Valve has been dealing with a string of controversies regarding what games are allowed on its popular Steam marketplace. Valve's mixed-messaging on various games have left customers and developers confused over what is and isn't allowed on the platform. Today Valve finally gives an answer to the confusion. What's allowed on Steam? Pretty much anything.
Confusion about the company's Steam policy have been a regular point of discussion lately after Valve seemingly flip-flopped on whether sexually-explicit visual novels were allowed on the platform (they're under review). The conversation continued over a game about a school shooting (it was pulled from Steam), to a game about killing babies in hell (it was allowed but had to comply with ESRB ratings).
"The online debates around these topics play out inside Valve as well. We don't all agree on what deserves to be on the Store," writes Valve's Erik Johnson in a Steam blog post. He admits that the company's case-by-case review of games is subject to the same debates as Valve's community. So rather than struggle with the deliberations, Valve is going to open the floodgates. Or at least open them in a measured way.
"Recently there's been a bunch of community discussion around what kind of games we're allowing on the Steam Store. As is often the case, the discussion caused us to spend some time examining what we're doing, why we're doing it, and how we could do it better," explains Johnson. "We've decided that the right approach is to allow everything onto the Steam Store, except for things that we decide are illegal, or straight up trolling."
This means that Valve will police less what goes on the store but will continue to make reviews of games for legality based on laws around the world. They'll also ask more from developers to detail problematic content in their games and will sever ties with devs that lie or misrepresent what's in their games.

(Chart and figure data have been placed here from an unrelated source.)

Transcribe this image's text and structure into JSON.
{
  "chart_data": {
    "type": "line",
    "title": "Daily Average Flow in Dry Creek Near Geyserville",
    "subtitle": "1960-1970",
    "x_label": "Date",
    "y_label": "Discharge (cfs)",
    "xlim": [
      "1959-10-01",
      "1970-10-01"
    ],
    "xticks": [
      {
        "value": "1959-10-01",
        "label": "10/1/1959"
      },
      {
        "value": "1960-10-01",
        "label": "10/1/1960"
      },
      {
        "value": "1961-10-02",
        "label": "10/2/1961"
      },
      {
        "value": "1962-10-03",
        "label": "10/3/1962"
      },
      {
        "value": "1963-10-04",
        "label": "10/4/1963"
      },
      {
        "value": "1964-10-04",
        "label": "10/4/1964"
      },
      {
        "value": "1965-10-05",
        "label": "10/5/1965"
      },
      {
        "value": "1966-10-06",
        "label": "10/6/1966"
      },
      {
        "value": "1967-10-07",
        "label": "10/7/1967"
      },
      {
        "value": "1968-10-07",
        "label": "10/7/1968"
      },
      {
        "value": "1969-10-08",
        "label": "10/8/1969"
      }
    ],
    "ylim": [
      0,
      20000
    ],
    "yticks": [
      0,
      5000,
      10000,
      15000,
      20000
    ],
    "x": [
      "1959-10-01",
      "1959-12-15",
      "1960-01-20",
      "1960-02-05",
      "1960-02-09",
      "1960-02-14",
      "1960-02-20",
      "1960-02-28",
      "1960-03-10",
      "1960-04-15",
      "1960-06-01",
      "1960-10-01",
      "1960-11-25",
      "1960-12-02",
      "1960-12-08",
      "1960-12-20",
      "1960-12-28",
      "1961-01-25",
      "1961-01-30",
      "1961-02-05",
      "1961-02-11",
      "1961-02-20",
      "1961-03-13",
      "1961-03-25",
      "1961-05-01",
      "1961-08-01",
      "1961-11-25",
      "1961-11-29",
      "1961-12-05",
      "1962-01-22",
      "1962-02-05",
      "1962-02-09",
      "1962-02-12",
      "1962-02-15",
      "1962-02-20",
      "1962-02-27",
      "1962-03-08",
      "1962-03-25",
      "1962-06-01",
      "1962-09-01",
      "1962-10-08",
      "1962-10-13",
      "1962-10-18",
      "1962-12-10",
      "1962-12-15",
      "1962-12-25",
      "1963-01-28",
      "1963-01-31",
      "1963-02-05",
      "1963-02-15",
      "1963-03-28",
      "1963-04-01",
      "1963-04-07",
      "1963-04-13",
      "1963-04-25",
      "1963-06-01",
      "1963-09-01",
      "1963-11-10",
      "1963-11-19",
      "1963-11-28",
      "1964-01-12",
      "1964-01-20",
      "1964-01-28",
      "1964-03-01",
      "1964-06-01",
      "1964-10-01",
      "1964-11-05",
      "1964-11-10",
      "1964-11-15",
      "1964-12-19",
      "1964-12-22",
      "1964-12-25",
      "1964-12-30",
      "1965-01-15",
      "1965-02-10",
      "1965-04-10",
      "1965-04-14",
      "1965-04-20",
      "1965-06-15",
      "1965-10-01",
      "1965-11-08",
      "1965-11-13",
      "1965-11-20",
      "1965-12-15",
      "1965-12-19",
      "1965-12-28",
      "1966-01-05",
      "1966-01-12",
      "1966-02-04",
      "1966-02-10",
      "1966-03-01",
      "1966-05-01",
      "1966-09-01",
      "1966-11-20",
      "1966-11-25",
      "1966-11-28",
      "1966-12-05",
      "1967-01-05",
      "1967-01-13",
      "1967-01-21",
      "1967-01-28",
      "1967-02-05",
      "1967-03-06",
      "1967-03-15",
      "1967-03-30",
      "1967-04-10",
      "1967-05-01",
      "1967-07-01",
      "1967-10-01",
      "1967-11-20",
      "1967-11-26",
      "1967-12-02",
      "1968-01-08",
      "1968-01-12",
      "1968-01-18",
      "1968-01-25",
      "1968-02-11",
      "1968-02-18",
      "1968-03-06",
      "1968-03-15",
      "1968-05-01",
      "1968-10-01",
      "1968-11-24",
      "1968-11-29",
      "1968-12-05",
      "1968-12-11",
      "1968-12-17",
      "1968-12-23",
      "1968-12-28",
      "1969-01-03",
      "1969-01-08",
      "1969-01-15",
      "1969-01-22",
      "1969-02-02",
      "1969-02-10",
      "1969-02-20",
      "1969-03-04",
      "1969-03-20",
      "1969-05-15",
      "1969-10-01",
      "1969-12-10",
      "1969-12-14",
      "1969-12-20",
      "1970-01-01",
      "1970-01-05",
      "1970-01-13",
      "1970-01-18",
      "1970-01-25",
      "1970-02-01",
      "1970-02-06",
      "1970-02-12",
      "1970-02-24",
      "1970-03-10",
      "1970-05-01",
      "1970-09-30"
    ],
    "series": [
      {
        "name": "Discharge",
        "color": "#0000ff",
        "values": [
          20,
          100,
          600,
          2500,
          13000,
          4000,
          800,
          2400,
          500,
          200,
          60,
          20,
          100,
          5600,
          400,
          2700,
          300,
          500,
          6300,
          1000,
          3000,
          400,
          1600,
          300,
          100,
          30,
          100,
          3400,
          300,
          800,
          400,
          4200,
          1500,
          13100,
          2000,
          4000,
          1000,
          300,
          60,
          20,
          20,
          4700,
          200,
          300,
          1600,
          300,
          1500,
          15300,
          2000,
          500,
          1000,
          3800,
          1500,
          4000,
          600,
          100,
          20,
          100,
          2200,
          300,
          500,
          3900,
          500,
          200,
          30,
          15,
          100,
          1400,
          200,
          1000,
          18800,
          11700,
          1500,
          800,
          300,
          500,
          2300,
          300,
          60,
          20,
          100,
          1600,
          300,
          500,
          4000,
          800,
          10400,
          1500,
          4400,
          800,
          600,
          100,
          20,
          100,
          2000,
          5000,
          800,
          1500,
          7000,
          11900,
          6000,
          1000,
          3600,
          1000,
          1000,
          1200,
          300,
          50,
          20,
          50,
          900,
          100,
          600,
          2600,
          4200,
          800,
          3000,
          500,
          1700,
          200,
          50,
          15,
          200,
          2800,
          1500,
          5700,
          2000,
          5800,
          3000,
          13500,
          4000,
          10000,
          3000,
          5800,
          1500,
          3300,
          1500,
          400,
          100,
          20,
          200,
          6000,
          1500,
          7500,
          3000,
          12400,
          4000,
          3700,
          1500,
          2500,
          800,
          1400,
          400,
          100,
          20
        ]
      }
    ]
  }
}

So that customers don't see content they might find objectionable or not within their interests, Valve will expand tools that will help customers control what kind of games they see on Steam. "So if you don't want to see anime games on your Store, you'll be able to make that choice," writes Johnson.
There's no delivery date on when these changes will take place, but it sounds like Valve still needs to deliver guidelines and expectations of what its new policies will mean for developers who want their games on Steam. "If you're a player, we should be choosing for you what content you can or can't buy. If you're a developer, we shouldn't be choosing what content you're allowed to create. Those choices should be yours to make."